Einstein's Special Theory of Relativity, which underpins the current view of how the universe works, says that nothing can travel faster than light, and doing so would be like travelling back in time.
James Gillies, a spokesman for European Organization for Nuclear Research, or CERN, said on Wednesday the lab's startling result was now in doubt.
Earlier on Wednesday, ScienceInsider, a website run by the American Association for the Advancement of Science, reported that the surprising result was down to a loose fibre optic cable linking a Global Positioning System satellite receiver to a computer.
Gillies confirmed that a flaw in the GPS system was now suspected as a possible cause for the surprising reading. Further testing was needed before any definite conclusions could be reached, he added.
The faster-than-light finding was recorded when 15,000 neutrino beams were pumped over three years from CERN to an underground Italian laboratory at Gran Sasso near Rome.
"A possible explanation has been found. But we won't know until we have tested it out with a new beam to Gran Sasso," Gillies told Reuters in Geneva.
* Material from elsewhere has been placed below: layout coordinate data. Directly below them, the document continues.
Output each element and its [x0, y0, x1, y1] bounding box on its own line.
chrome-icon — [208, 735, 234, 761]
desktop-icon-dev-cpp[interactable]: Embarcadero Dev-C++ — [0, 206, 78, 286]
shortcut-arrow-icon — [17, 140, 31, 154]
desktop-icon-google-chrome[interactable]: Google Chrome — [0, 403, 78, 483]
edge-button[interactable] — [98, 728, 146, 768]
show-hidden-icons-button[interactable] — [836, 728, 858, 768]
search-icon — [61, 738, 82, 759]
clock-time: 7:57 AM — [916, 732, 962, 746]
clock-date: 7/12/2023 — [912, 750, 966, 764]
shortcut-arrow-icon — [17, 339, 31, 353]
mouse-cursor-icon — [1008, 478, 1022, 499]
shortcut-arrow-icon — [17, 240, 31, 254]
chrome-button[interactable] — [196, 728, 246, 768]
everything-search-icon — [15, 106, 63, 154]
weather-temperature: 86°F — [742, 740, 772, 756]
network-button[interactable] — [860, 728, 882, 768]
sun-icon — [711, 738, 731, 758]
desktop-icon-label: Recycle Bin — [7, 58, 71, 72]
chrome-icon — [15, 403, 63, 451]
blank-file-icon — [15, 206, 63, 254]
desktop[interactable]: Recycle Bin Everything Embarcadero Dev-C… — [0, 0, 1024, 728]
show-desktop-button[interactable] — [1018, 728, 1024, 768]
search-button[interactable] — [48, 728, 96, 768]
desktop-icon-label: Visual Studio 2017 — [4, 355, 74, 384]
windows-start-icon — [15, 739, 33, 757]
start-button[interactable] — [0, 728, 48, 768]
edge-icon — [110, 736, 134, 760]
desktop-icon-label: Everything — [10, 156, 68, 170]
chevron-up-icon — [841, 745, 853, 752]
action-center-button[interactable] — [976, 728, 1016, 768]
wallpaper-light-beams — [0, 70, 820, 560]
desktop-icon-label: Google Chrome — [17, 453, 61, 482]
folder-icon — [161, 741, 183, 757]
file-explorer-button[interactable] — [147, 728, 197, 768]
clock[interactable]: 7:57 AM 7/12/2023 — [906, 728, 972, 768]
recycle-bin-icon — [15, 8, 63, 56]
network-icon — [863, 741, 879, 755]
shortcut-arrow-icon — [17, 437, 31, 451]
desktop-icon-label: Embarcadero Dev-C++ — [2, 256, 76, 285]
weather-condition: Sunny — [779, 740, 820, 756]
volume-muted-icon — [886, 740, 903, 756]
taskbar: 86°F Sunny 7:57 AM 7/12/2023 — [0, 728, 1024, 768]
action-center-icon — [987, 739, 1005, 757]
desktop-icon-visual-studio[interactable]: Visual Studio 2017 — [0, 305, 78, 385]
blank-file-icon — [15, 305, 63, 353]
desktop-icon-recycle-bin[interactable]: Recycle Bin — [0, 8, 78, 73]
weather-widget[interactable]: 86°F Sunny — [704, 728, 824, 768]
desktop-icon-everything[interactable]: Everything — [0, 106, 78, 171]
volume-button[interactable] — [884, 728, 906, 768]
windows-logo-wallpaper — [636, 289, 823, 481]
Physicists on the experiment, called OPERA, said when they reported it last September that they had checked and rechecked over many months anything that could have produced a misreading before announcing what they had found.
A second test whose results were announced in November appeared to provide further evidence that neutrinos were travelling faster than light. But many experts remained sceptical of a result that would have overturned one of the fundamental principles of modern physics.